Le Premier ministre arménien Nikol Pashinian a annoncé jeudi que l’Azerbaïdjan lui avait remis une série de propositions en vue d’un accord de paix, tout en dénonçant à nouveau les restrictions imposées par Bakou sur le corridor de Lachin, qui relie l’Arménie à la république autoproclamée du Haut-Karabakh.
«L’Arménie a remis à l’Azerbaïdjan ses propositions pour un traité de paix et nous sommes prêts à le signer avec ce contenu. J’espère que la réaction de l’Azerbaïdjan sera également positive», a-t-il déclaré, notant qu’Erevan avait déjà soumis des propositions il y a plusieurs mois sur les travaux de délimitation des frontières et la composition de la commission de sécurité des frontières.
Il a détaillé que «l’Arménie a remis à l’Azerbaïdjan des propositions sur la réouverture des connexions régionales et est prête à avancer vers la solution immédiate du problème sur cette voie». «Notre position reste la même. L’Azerbaïdjan doit mettre fin à son occupation des territoires souverains de l’Arménie et doit retirer ses troupes du territoire souverain de l’Arménie», a-t-il souligné.

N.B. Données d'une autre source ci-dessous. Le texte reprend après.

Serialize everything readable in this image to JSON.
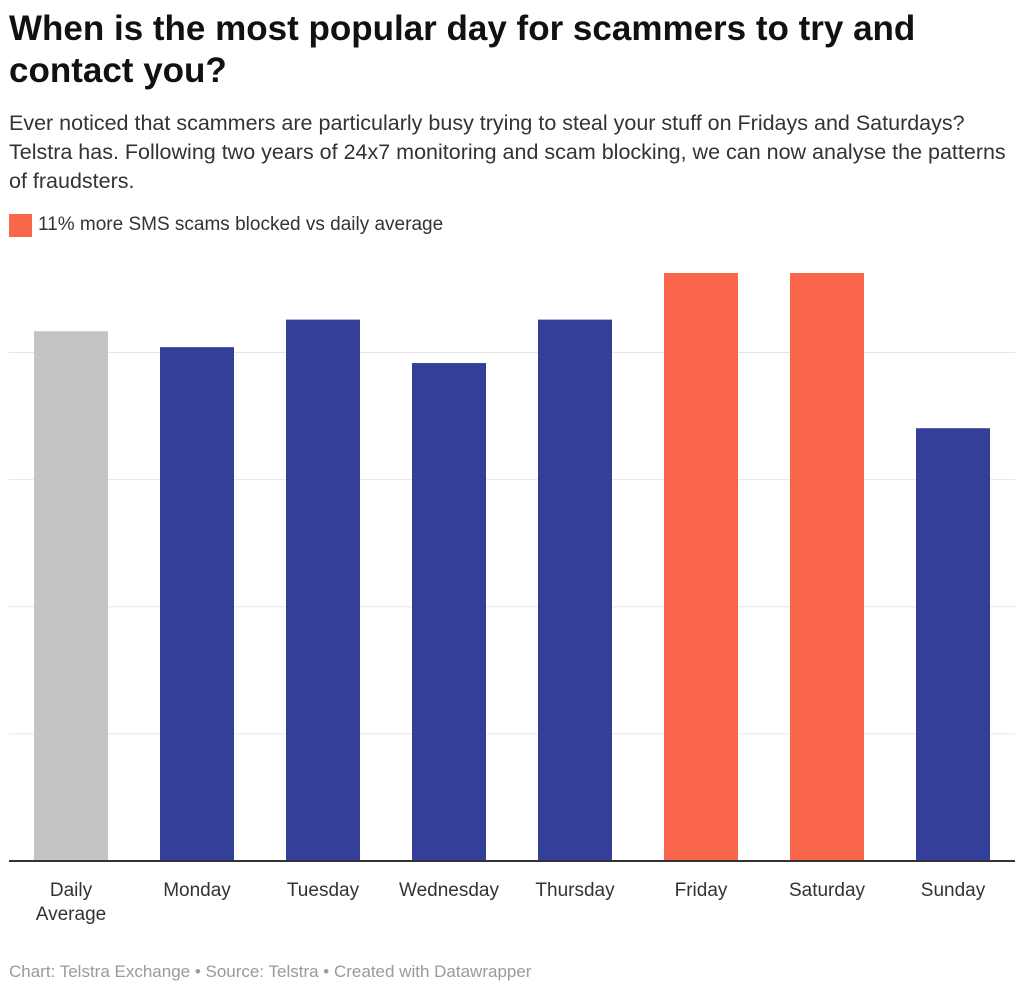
{
  "header": {
    "title": "When is the most popular day for scammers to try and contact you?",
    "subtitle": "Ever noticed that scammers are particularly busy trying to steal your stuff on Fridays and Saturdays? Telstra has. Following two years of 24x7 monitoring and scam blocking, we can now analyse the patterns of fraudsters."
  },
  "legend": {
    "label": "11% more SMS scams blocked vs daily average",
    "color": "#fa664b"
  },
  "colors": {
    "average": "#c4c4c4",
    "weekday": "#333f99",
    "highlight": "#fa664b",
    "grid": "#e6e6e6",
    "axis": "#333333"
  },
  "chart_data": {
    "type": "bar",
    "categories": [
      "Daily Average",
      "Monday",
      "Tuesday",
      "Wednesday",
      "Thursday",
      "Friday",
      "Saturday",
      "Sunday"
    ],
    "category_lines": [
      [
        "Daily",
        "Average"
      ],
      [
        "Monday"
      ],
      [
        "Tuesday"
      ],
      [
        "Wednesday"
      ],
      [
        "Thursday"
      ],
      [
        "Friday"
      ],
      [
        "Saturday"
      ],
      [
        "Sunday"
      ]
    ],
    "values": [
      100,
      97,
      102.2,
      94,
      102.2,
      111,
      111,
      81.7
    ],
    "color_roles": [
      "average",
      "weekday",
      "weekday",
      "weekday",
      "weekday",
      "highlight",
      "highlight",
      "weekday"
    ],
    "ylim": [
      0,
      111
    ],
    "gridlines": [
      24,
      48,
      72,
      96
    ],
    "grid": true,
    "legend_position": "top-left"
  },
  "footer": {
    "credit": "Chart: Telstra Exchange • Source: Telstra • Created with Datawrapper"
  }
}
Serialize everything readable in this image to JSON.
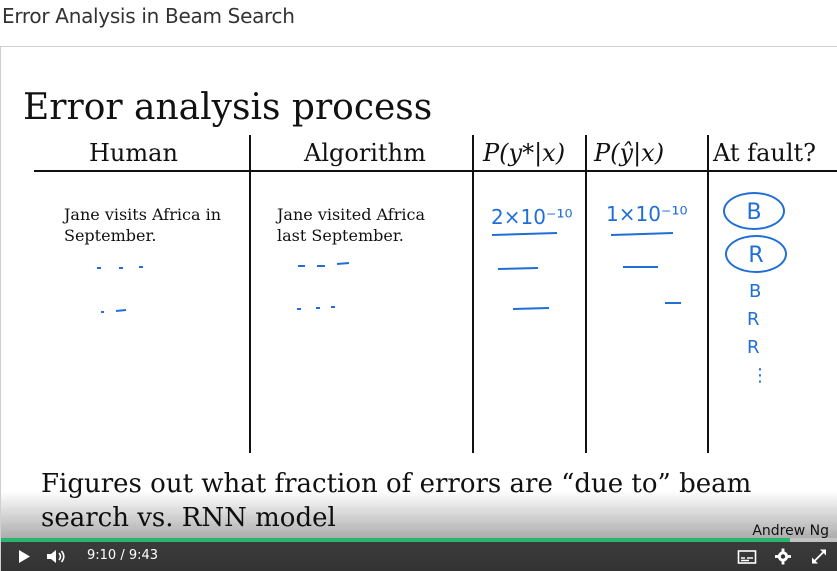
{
  "page": {
    "title": "Error Analysis in Beam Search"
  },
  "slide": {
    "heading": "Error analysis process",
    "columns": {
      "human": "Human",
      "algorithm": "Algorithm",
      "p_ystar": "P(y*|x)",
      "p_yhat": "P(ŷ|x)",
      "fault": "At fault?"
    },
    "row1": {
      "human_line1": "Jane visits Africa in",
      "human_line2": "September.",
      "algo_line1": "Jane visited Africa",
      "algo_line2": "last September.",
      "p_ystar": "2×10⁻¹⁰",
      "p_yhat": "1×10⁻¹⁰"
    },
    "faults": [
      "B",
      "R",
      "B",
      "R",
      "R",
      "⋮"
    ],
    "caption_line1": "Figures out what fraction of errors are “due to” beam",
    "caption_line2": "search vs. RNN model",
    "author": "Andrew Ng"
  },
  "player": {
    "current_time": "9:10",
    "separator": "/",
    "duration": "9:43",
    "progress": 0.943
  }
}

Il a averti que «la situation humanitaire dans le Haut-Karabakh reste très tendue en raison du blocus azéri illégal du corridor de Lachin», comme le rapporte l’agence de presse arménienne Armenpress. «Des centaines de familles sont toujours séparées parce qu’elles se trouvaient dans différentes parties du blocus contre leur gré. Il y a des pénuries de produits essentiels, y compris de nourriture, dans le Haut-Karabakh», a-t-il déclaré.
Le premier ministre arménien s’est également montré critique à l’égard des actions des troupes déployées par la Russie pour assurer la paix dans la région et a fait valoir que «cela se produit à la suite des actions illégales de l’Azerbaïdjan, mais cela ne change rien car la tâche du contingent russe de maintien de la paix est de ne pas laisser passer ces illégalités et, en particulier, de garder le corridor de Lachin sous contrôle».
Quelques heures plus tôt, la Cour européenne des droits de l’homme (CEDH) avait demandé à l’Azerbaïdjan de «prendre des mesures relevant de sa compétence pour assurer le passage en toute sécurité, par le couloir de Lachin, de patients gravement malades ayant besoin d’un traitement médical en Arménie et d’autres personnes bloquées sur la route sans abri ni moyens de subsistance».
La Cour a fait valoir que «la mesure dans laquelle le gouvernement d’Azerbaïdjan contrôle actuellement la situation dans le corridor de Lachin est contestée et peu claire», avant de déclarer que Bakou «rejette les allégations» de l’Arménie concernant le blocus et insiste sur le fait que le corridor «est sous le contrôle des forces de maintien de la paix russes».
Les autorités azerbaïdjanaises ont décidé de bloquer la zone et de suspendre l’approvisionnement en gaz, selon l’Arménie, et les autorités locales – qui ont commencé à stocker du carburant pour éviter une crise majeure face au blocus – ont demandé à la population de n’utiliser les voitures qu’en cas de nécessité, en donnant la priorité aux ambulances et aux services minimums.
Ces dernières années, l’Arménie et l’Azerbaïdjan se sont affrontés au sujet du contrôle du Haut-Karabakh, un territoire à majorité arménienne qui est au centre du conflit depuis qu’il a décidé de faire sécession de la région azerbaïdjanaise intégrée par l’Union soviétique en 1988.